The measured current consumption is 133 mA (rms) at 50 MHz clock frequency: 50 mA for the I/O ring, and 83 mA for the core. The measurements are consistent with circuit simulations.

#### 4 Conclusion

The design of the first prototype of the Processing Unit for the FTK processor had to face the most challenging aspects of this technology: a huge number of detector clusters ("hits") distributed at high rate with large fan-out to all patterns (10 million patterns will be located on 128 chips placed on a single board) and the large number of roads collected and sent back to the FTK post-pattern-recognition functions.

The network of high speed serial links used to solve the data distribution problem has been experimentally verified.

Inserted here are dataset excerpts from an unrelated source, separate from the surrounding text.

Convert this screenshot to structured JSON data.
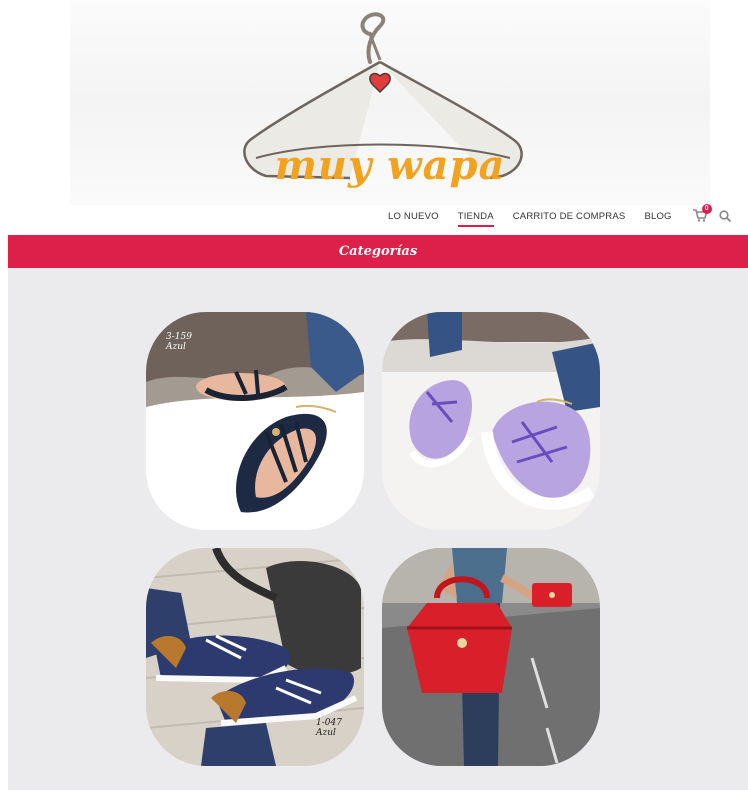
{
  "brand": {
    "logo_text": "muy wapa",
    "accent_color": "#dd2049",
    "logo_color": "#f2a21e"
  },
  "nav": {
    "items": [
      {
        "label": "LO NUEVO",
        "active": false
      },
      {
        "label": "TIENDA",
        "active": true
      },
      {
        "label": "CARRITO DE COMPRAS",
        "active": false
      },
      {
        "label": "BLOG",
        "active": false
      }
    ],
    "cart_count": "0",
    "cart_icon": "shopping-cart-icon",
    "search_icon": "search-icon"
  },
  "categories": {
    "title": "Categorías",
    "tiles": [
      {
        "name": "sandals",
        "caption_line1": "3-159",
        "caption_line2": "Azul"
      },
      {
        "name": "lilac-sneakers"
      },
      {
        "name": "navy-sneakers",
        "caption_line1": "1-047",
        "caption_line2": "Azul"
      },
      {
        "name": "red-handbag"
      }
    ]
  }
}
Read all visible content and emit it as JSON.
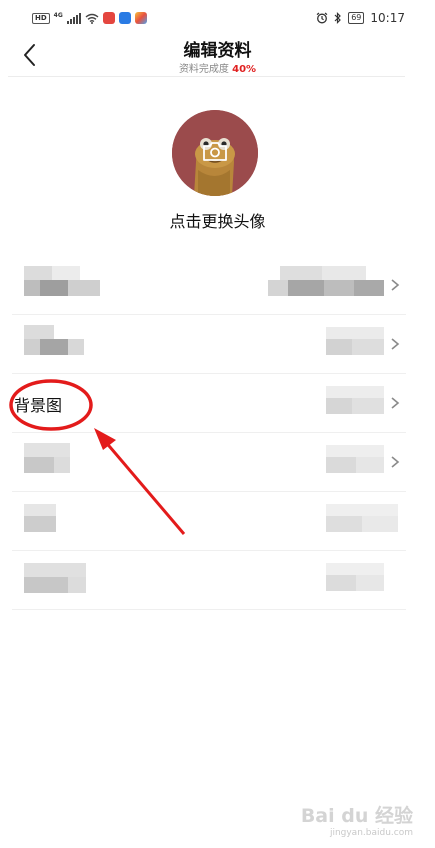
{
  "status_bar": {
    "network_left": "HD",
    "network_gen": "4G",
    "battery": "69",
    "time": "10:17"
  },
  "header": {
    "title": "编辑资料",
    "completion_label": "资料完成度",
    "completion_value": "40%"
  },
  "avatar": {
    "caption": "点击更换头像"
  },
  "rows": [
    {
      "label": "",
      "has_chevron": true
    },
    {
      "label": "",
      "has_chevron": true
    },
    {
      "label": "背景图",
      "has_chevron": true
    },
    {
      "label": "",
      "has_chevron": true
    },
    {
      "label": "",
      "has_chevron": false
    },
    {
      "label": "",
      "has_chevron": false
    }
  ],
  "watermark": {
    "logo": "Bai du 经验",
    "url": "jingyan.baidu.com"
  },
  "colors": {
    "accent_red": "#e02020",
    "avatar_bg": "#9b4b4c"
  },
  "icons": {
    "back": "chevron-left-icon",
    "camera": "camera-icon",
    "row_arrow": "chevron-right-icon"
  }
}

The AMchip04 prototypes were successfully tested, and their performance and current consumption is fully compatible with the AMBFTK. However, further reduction in current consumption will be mandatory in the design of the final AM chip.

## References

- [1] A. Andreani et al., The FastTracker real time processor and its impact on muon isolation, tau and b-jet online selections at ATLAS, IEEE Trans. Nucl. Sci. 59 (2012) 348.
- [2] ATLAS collaboration, *The ATLAS experiment at the CERN Large Hadron Collider*, 2008 *JINST* 3 S08003.
- [3] M. Dell'Orso and L. Ristori, VLSI structures for track finding, Nucl. Instrum. Meth. A 278 (1989) 436.
- [4] A. Andreani et al., *The AMchip04 and the processing unit prototype for the FastTracker*, 2012 *JINST* **7** C08007.
- [5] A. Annovi et al., Associative memory design for the fast track processor (FTK) at ATLAS, in Proc. IEEE Nuclear Science Symposium and Medical Imaging Conference, Valencia Spain (2011), pg. 141.
- [6] A. Annovi et al., A VLSI processor for fast track finding based on content addressable memories, IEEE Trans. Nucl. Sci. 53 (2006) 2428.
- [7] A. Annovi et al., A new variable-resolution associative memory for high energy physics, in Proc. IEEE International Conference on Advancements in Nuclear Instrumentation Measurement Methods and their Applications (ANIMMA), Ghent Belgium (2011).
- [8] P. Fischer, First implementation of the MEPHISTO binary readout architecture for strip detectors, Nucl. Instrum. Meth. A 461 (2001) 499.
- [9] K. Pagiamtzis and A. Sheikholeslami, *Content-addressable memory (CAM) circuits and architectures:* a tutorial and survey, *IEEE J. Solid State Circ.* 41 (2006) 712.